Resource Rightsizing: Strategies, Challenges & Best Practices
If you deploy applications in modern environments, like the cloud or Kubernetes, you likely have two key goals: You want your apps to perform well, and you also want to minimize your hosting costs.
.png)
Those goals can sometimes be in tension. Maximizing performance requires giving apps a large amount of resources. But assigning large amounts of resources also increases cloud computing costs. Fortunately, it’s possible to square this circle using resource rightsizing. By aligning resource allocations with actual workload requirements, rightsizing helps to achieve optimal application performance while minimizing the risk of wasting money.
Read on for a deep dive as we explain why resource rightsizing is important, which types of resources to rightsize, how to implement rightsizing in practice, and best practices for optimizing the impact of your resource rightsizing strategy.
What is resource rightsizing in cloud and Kubernetes environments?
Resource rightsizing is the process of optimizing the cloud resources assigned to workloads. The goal is to ensure that workloads receive the ideal amount of CPU, memory, storage, and other resources necessary to achieve their performance goals, without allocating more resources than necessary. In this way, rightsizing maintains adequate performance while helping to reduce costs.
Rightsizing can occur in any type of environment. But it’s especially important in the cloud and Kubernetes, where resource allocations can be adjusted dynamically. To perform rightsizing, admins use tools that modify the amount of CPU, memory, and other resources assigned to virtual servers, applications, Pods or containers.
Why resource rightsizing matters for performance and cost
Resource rightsizing supports two key goals:
- Performance optimization: Rightsizing helps ensure that workloads receive the necessary amount of resources to perform well. In other words, it reduces the risk of situations where a workload lacks sufficient CPU, memory, or other resources for performing at a desired level.
- Cost optimization: Rightsizing achieves cost savings and cost efficiency by helping to ensure that organizations don’t allocate an excess amount of resources to workloads. Since businesses typically have to pay for however many resources they allocate, regardless of whether the resources are fully used, excess allocations can result in financial waste when hosting applications in the cloud (or in a cloud-based Kubernetes environment).
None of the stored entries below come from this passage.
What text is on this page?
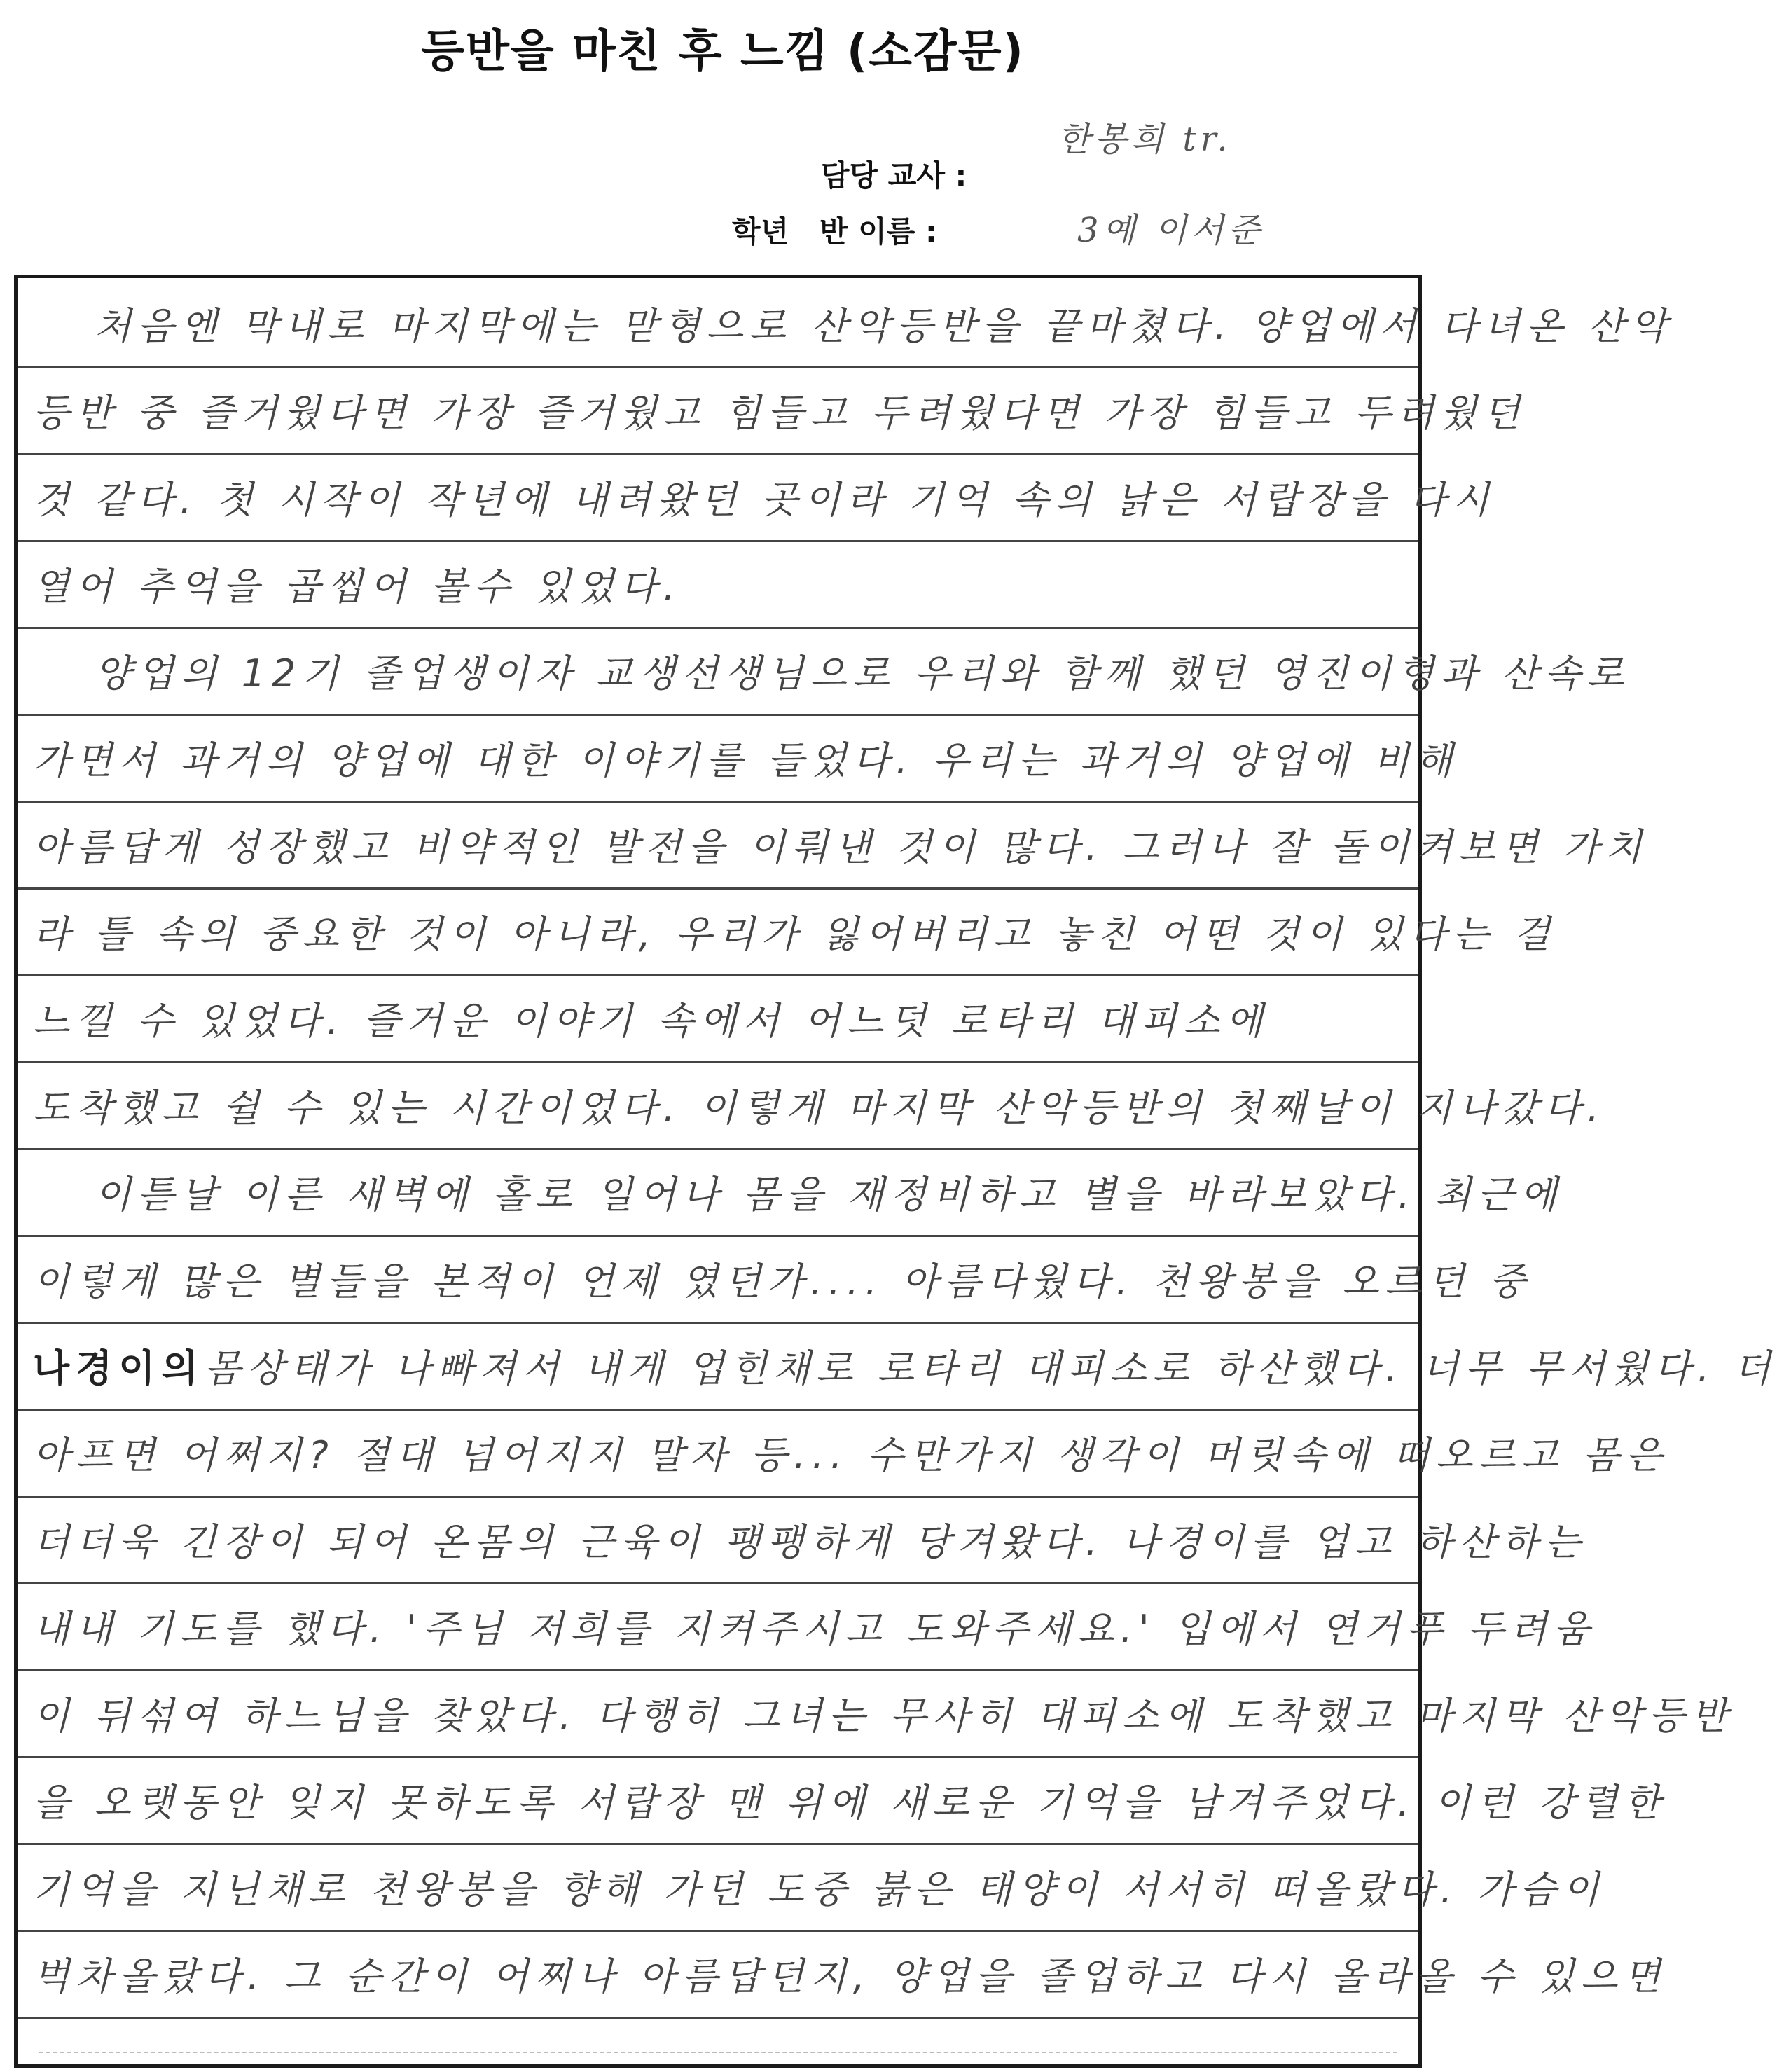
등반을 마친 후 느낌 (소감문)
담당 교사 :
한봉희 tr.
학년   반 이름 :	3예 이서준
처음엔 막내로 마지막에는 맏형으로 산악등반을 끝마쳤다. 양업에서 다녀온 산악
등반 중 즐거웠다면 가장 즐거웠고 힘들고 두려웠다면 가장 힘들고 두려웠던
것 같다. 첫 시작이 작년에 내려왔던 곳이라 기억 속의 낡은 서랍장을 다시
열어 추억을 곱씹어 볼수 있었다.
양업의 12기 졸업생이자 교생선생님으로 우리와 함께 했던 영진이형과 산속로
가면서 과거의 양업에 대한 이야기를 들었다. 우리는 과거의 양업에 비해
아름답게 성장했고 비약적인 발전을 이뤄낸 것이 많다. 그러나 잘 돌이켜보면 가치
라 틀 속의 중요한 것이 아니라, 우리가 잃어버리고 놓친 어떤 것이 있다는 걸
느낄 수 있었다. 즐거운 이야기 속에서 어느덧 로타리 대피소에
도착했고 쉴 수 있는 시간이었다. 이렇게 마지막 산악등반의 첫째날이 지나갔다.
이튿날 이른 새벽에 홀로 일어나 몸을 재정비하고 별을 바라보았다. 최근에
이렇게 많은 별들을 본적이 언제 였던가.... 아름다웠다. 천왕봉을 오르던 중
나경이의 몸상태가 나빠져서 내게 업힌채로 로타리 대피소로 하산했다. 너무 무서웠다. 더
아프면 어쩌지? 절대 넘어지지 말자 등... 수만가지 생각이 머릿속에 떠오르고 몸은
더더욱 긴장이 되어 온몸의 근육이 팽팽하게 당겨왔다. 나경이를 업고 하산하는
내내 기도를 했다. '주님 저희를 지켜주시고 도와주세요.' 입에서 연거푸 두려움
이 뒤섞여 하느님을 찾았다. 다행히 그녀는 무사히 대피소에 도착했고 마지막 산악등반
을 오랫동안 잊지 못하도록 서랍장 맨 위에 새로운 기억을 남겨주었다. 이런 강렬한
기억을 지닌채로 천왕봉을 향해 가던 도중 붉은 태양이 서서히 떠올랐다. 가슴이
벅차올랐다. 그 순간이 어찌나 아름답던지, 양업을 졸업하고 다시 올라올 수 있으면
What makes rightsizing all the more important is the fact that resource requirements often change. For example, an application might require relatively few resources when it is first launched because it has few users initially. But as its user base grows, it requires more resources because it has to support more requests.
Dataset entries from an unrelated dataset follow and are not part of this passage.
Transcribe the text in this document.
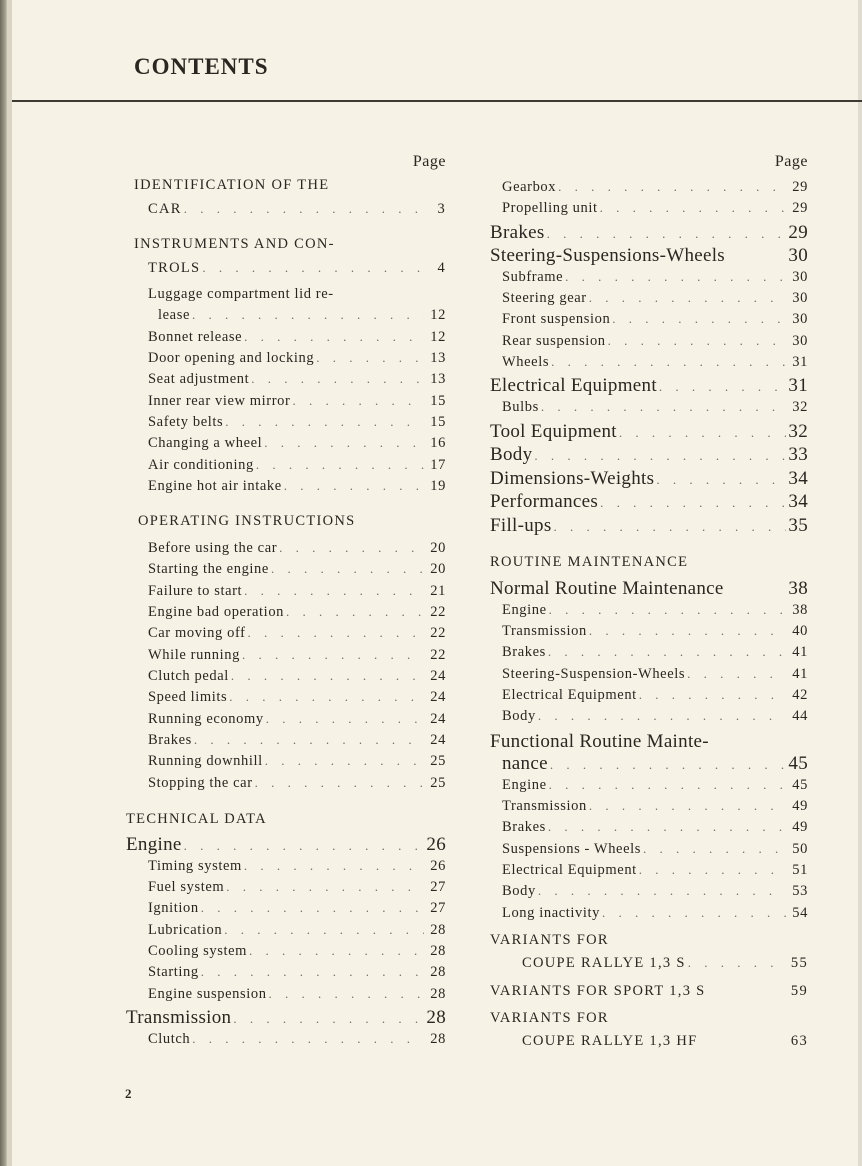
CONTENTS
Page
IDENTIFICATION OF THE
CAR . . .	3
INSTRUMENTS AND CON-
TROLS . . .	4
Luggage compartment lid re-
lease . . .	12
Bonnet release . . .	12
Door opening and locking . . .	13
Seat adjustment . . .	13
Inner rear view mirror . . .	15
Safety belts . . .	15
Changing a wheel . . .	16
Air conditioning . . .	17
Engine hot air intake . . .	19
OPERATING INSTRUCTIONS
Before using the car . . .	20
Starting the engine . . .	20
Failure to start . . .	21
Engine bad operation . . .	22
Car moving off . . .	22
While running . . .	22
Clutch pedal . . .	24
Speed limits . . .	24
Running economy . . .	24
Brakes . . .	24
Running downhill . . .	25
Stopping the car . . .	25
TECHNICAL DATA
Engine . . .	26
Timing system . . .	26
Fuel system . . .	27
Ignition . . .	27
Lubrication . . .	28
Cooling system . . .	28
Starting . . .	28
Engine suspension . . .	28
Transmission . . .	28
Clutch . . .	28
Page
Gearbox . . .	29
Propelling unit . . .	29
Brakes . . .	29
Steering-Suspensions-Wheels	30
Subframe . . .	30
Steering gear . . .	30
Front suspension . . .	30
Rear suspension . . .	30
Wheels . . .	31
Electrical Equipment . . .	31
Bulbs . . .	32
Tool Equipment . . .	32
Body . . .	33
Dimensions-Weights . . .	34
Performances . . .	34
Fill-ups . . .	35
ROUTINE MAINTENANCE
Normal Routine Maintenance	38
Engine . . .	38
Transmission . . .	40
Brakes . . .	41
Steering-Suspension-Wheels . . .	41
Electrical Equipment . . .	42
Body . . .	44
Functional Routine Mainte-
nance . . .	45
Engine . . .	45
Transmission . . .	49
Brakes . . .	49
Suspensions - Wheels . . .	50
Electrical Equipment . . .	51
Body . . .	53
Long inactivity . . .	54
VARIANTS FOR
COUPE RALLYE 1,3 S . . .	55
VARIANTS FOR SPORT 1,3 S	59
VARIANTS FOR
COUPE RALLYE 1,3 HF	63
2
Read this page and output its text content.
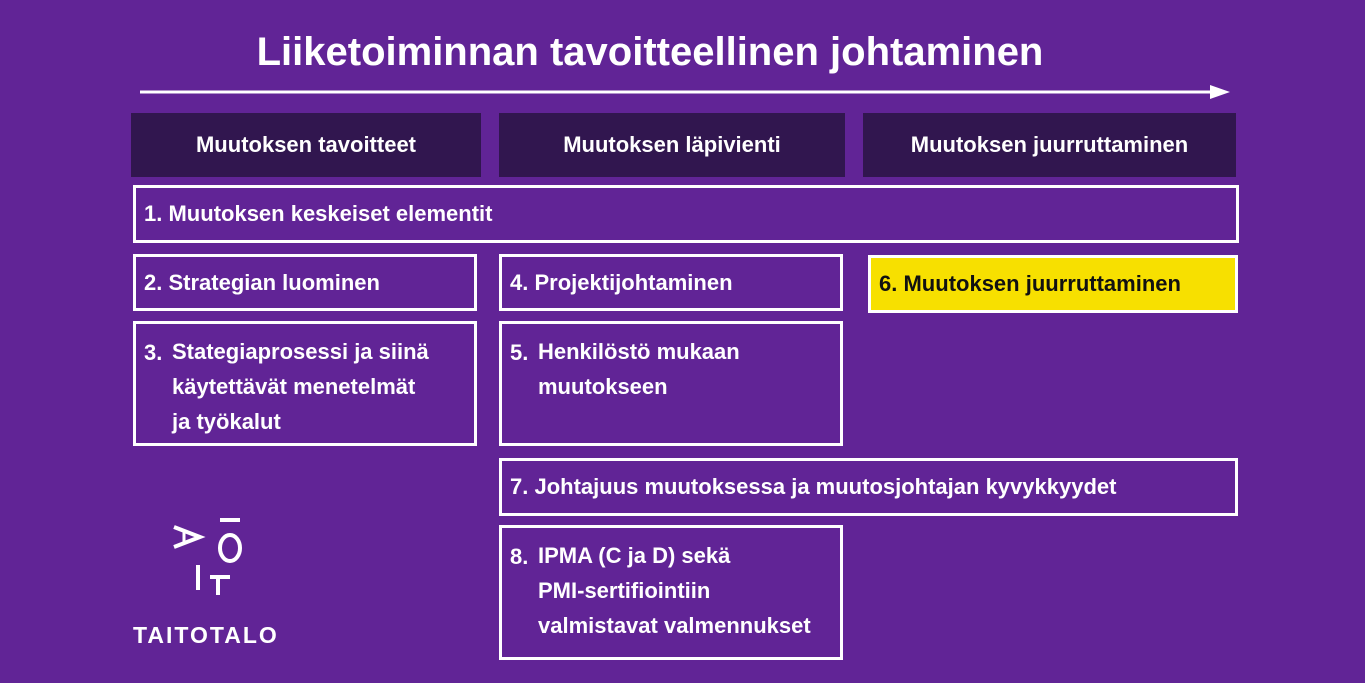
Liiketoiminnan tavoitteellinen johtaminen
Muutoksen tavoitteet	Muutoksen läpivienti	Muutoksen juurruttaminen
1.
Muutoksen keskeiset elementit
2.
Strategian luominen
3. Stategiaprosessi ja siinä
käytettävät menetelmät
ja työkalut
4.
Projektijohtaminen
5. Henkilöstö mukaan
muutokseen
6.
Muutoksen juurruttaminen
7.
Johtajuus muutoksessa ja muutosjohtajan kyvykkyydet
8. IPMA (C ja D) sekä
PMI-sertifiointiin
valmistavat valmennukset
TAITOTALO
For this reason, teams can’t simply assign a certain amount of resources to an app and be confident that they will always be the ideal amount. Instead, they should rightsize the resource allocations by adjusting them as needed to keep allocations in balance with actual requirements within their cloud investments.
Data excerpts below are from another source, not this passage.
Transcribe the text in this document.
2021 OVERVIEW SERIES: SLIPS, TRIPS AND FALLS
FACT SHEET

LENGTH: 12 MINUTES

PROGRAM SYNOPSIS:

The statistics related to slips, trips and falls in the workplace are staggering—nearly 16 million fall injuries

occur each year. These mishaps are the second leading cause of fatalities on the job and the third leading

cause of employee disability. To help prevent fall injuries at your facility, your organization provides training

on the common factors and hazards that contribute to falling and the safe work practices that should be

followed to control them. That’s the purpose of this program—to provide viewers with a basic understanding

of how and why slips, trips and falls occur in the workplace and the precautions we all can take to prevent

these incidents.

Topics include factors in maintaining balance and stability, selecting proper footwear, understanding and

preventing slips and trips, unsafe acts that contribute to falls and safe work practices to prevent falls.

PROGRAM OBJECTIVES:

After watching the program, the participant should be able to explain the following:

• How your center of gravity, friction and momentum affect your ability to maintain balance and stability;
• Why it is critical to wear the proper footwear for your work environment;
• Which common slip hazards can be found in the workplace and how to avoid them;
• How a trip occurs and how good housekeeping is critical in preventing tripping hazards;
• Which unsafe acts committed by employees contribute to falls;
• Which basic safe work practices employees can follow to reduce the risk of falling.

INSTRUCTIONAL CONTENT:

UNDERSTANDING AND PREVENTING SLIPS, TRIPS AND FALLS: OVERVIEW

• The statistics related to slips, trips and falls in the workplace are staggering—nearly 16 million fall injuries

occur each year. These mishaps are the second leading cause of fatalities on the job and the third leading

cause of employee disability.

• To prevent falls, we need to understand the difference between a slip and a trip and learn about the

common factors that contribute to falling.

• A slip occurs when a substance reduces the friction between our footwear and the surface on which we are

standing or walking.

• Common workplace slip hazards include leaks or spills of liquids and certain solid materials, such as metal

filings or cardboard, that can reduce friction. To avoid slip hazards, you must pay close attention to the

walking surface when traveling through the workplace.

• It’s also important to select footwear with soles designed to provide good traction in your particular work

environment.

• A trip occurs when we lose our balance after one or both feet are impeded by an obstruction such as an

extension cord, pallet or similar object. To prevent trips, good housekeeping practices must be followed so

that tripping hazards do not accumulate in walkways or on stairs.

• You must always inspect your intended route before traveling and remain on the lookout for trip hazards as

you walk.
Key metrics to monitor for effective resource rightsizing
To perform rightsizing, you first need to know which resources your workloads are currently using. Key metrics to track include:
- CPU utilization: This reflects how much CPU (or virtual CPU, on systems where CPU resources are virtualized) capacity a workload is currently consuming as a percentage of the total CPU available to it.
- Memory utilization: Reports how much memory a workload is using as a percentage of total available memory.
- Disk usage: For stateful applications (meaning those that store data persistently), disk usage metrics track how much persistent storage space an application is consuming.
For additional context, it also helps to monitor metrics related to application load, including:
- Request rate: Tracks how many requests the application is processing per second or minute.
- Latency: Measures how quickly the application responds to requests.
- Concurrent users: Tracks the average number of active users.
This data is useful because application load can fluctuate between times of the day or days of the week. When rightsizing resources, it’s important to consider not just how many resources your app needs at present, but how those requirements could change during times of higher or lower application load. Ideally, you’d continuously adjust resource allocations in real time as load fluctuates, but that’s not always possible.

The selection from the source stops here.